Comelec to hold mock polls, field tests for PCOS
Posted October 17, 2009on:
Filed Under: Politics, Elections, Eleksyon 2010
MANILA, Philippines—The Commission on Elections (Comelec) will hold a nationwide mock election in December and conduct five other tests before accepting and deploying the poll machines for the 2010 elections, officials said.
Comelec Commissioner Rene Sarmiento said as prescribed in Republic Act 9369 or the poll automation law, the poll body will hold mock elections tentatively set on December 13, while field tests are set on November 28 and on December 5.
Sarmiento said two key cities or municipalities each in Metro Manila, Luzon, Visayas and Mindanao will participate in the December mock elections using precinct count optical scan (PCOS) machines from Smartmatic-Total Information Management (TIM) Inc.

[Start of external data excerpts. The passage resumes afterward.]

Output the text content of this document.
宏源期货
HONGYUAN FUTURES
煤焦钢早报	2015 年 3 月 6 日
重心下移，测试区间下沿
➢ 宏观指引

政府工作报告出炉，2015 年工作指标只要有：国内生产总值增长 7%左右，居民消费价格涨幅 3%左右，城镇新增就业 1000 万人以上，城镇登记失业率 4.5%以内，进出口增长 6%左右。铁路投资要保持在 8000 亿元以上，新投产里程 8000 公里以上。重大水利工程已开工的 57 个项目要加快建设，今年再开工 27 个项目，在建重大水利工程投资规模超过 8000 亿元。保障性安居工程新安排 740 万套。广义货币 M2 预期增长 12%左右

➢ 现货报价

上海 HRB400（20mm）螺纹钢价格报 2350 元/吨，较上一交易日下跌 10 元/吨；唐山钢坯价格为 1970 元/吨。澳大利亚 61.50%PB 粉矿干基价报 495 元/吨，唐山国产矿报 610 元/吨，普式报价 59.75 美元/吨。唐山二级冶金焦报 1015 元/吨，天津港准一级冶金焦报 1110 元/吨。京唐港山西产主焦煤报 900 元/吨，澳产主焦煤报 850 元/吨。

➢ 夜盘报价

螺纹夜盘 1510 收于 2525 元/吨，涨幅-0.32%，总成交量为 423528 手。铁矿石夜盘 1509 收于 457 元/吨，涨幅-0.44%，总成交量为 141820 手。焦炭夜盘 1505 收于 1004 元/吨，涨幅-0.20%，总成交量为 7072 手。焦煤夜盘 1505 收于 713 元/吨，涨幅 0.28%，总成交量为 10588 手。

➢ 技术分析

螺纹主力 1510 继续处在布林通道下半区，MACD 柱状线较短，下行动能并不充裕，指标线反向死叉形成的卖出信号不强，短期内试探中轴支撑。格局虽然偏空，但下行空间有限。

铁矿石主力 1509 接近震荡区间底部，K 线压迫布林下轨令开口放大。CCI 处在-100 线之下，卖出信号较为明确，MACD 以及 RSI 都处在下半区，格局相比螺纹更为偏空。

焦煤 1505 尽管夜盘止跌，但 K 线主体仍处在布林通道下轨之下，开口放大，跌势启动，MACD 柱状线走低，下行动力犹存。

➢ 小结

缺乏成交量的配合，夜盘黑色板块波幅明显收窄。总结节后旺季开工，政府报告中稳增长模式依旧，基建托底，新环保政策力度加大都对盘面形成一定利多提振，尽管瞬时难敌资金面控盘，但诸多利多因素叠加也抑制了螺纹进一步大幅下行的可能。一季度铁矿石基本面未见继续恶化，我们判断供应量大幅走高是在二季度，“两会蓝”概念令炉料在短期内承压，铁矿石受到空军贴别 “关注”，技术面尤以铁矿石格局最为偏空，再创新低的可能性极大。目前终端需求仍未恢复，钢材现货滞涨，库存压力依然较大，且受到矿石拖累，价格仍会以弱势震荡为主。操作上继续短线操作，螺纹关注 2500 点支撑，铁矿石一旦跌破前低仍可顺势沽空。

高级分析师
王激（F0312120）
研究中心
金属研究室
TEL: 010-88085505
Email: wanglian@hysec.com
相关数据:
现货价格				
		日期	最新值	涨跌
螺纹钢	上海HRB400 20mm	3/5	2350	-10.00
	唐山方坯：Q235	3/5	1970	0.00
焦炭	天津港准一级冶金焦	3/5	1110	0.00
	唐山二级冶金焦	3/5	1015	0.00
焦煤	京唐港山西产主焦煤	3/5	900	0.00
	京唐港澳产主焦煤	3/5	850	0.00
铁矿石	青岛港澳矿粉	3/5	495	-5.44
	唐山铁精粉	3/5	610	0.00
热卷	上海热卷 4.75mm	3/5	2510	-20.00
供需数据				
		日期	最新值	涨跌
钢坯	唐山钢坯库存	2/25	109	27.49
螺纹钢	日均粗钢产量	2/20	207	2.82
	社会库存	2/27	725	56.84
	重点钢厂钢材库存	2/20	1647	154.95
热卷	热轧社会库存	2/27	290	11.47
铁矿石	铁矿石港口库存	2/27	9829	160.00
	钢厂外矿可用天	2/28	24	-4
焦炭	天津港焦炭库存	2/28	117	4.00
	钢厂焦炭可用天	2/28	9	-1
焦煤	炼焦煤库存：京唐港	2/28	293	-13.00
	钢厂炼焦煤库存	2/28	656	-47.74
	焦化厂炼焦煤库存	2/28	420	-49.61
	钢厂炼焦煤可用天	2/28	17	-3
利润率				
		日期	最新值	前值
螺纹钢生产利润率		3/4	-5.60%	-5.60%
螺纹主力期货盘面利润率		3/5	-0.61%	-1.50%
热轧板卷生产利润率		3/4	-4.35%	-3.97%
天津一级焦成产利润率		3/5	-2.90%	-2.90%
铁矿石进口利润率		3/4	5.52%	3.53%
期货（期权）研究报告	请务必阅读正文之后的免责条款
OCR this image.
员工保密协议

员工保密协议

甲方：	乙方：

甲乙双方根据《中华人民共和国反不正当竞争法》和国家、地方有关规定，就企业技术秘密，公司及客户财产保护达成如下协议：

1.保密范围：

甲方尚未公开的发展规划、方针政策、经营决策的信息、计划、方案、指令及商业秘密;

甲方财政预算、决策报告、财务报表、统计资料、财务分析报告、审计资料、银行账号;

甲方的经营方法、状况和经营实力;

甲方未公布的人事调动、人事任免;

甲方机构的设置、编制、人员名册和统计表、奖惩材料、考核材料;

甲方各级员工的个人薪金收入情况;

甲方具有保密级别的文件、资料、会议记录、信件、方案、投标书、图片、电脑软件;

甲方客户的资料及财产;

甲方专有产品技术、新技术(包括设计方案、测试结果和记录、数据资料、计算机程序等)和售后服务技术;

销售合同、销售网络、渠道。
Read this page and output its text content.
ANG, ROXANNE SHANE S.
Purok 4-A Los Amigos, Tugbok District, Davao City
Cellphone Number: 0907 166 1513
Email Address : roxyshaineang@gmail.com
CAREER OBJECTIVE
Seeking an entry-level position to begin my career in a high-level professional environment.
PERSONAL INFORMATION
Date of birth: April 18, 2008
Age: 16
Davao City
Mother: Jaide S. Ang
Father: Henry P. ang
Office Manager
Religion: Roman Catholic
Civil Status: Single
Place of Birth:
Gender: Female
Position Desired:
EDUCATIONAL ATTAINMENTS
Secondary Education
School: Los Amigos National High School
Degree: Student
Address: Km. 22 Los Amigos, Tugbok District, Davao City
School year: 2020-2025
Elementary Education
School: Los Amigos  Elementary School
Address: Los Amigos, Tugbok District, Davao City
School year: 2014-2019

Aside from mock polls and at least two field tests, Comelec will also hold a laboratory test for the machines, a test for electronic transmission of voting results in key sites using a public telecommunications network and final testing and sealing of the machines three days before election day, Sarmiento said.
“These five tests will be done to ensure the accuracy, functionality and security of the poll automation system, which includes the PCOS, the canvassing units and the overall technology to run the system. In the mock elections, voters will be given a chance to have a feel of automated voting and see the machines ahead of the elections,” said Sarmiento.
Early this month, Comelec received the 20 PCOS units from Smartmatic-TIM that will be used as development set for the automation system and for training 180 personnel of the poll body, Gene Gregorio, Smartmatic-TIM spokesman.
The 20 units were delivered ahead of the 82,200 PCOS machines and canvassing units set for delivery between November and January to Comelec, he said.
The technology provider has started the nationwide site survey for the country’s telecommunications infrastructure to map out the electronic transmission plan and contingency measures on what network technologies to use should cellular or land line communications are not available in the area, said Gregorio.
Regarding the source code to be installed in the PCOS and canvassing units, Gregorio said Smartmatic-TIM will turn over starting Friday its automation software to Systest Labs, the international certification agancy chosen by Comelec to review the software between October and January.
In a separate interview, Comelec legal department director Ferdinand Rafanan said Smartmatic and TIM that have formed the consortium would have joint and separate liabilities to account for the technology and implementation of the poll automation system.
This “legal accountability provision” in the contract would prevent failure of the projects like what happened in the “botched 2004 automation deal” with the Mega Pacific consortium, he added.
Comelec chairman Jose Melo also allayed fears that automation of the electoral system would result in failure of elections since the system is paper-based–special ballots with pre-printed names of all candidates are filled up by voters.
“It would be impossible that all 80,000 PCOS machines will malfunction at the same time. Even though some machines in several areas will not work, we have standby units to deploy plus contingency measures. For the worst case scenario, we have the papers to turn into if the machines cannot count the votes in the ballots,” said Melo.
Melo noted earlier that Comelec is anticipating the conduct of manual polls in problem areas.
Alongside preparations for poll automation, so it is preparing for manual balloting in at least “30 to 50 percent of the country” or those areas prone to power failures and network transmission issues, said Melo.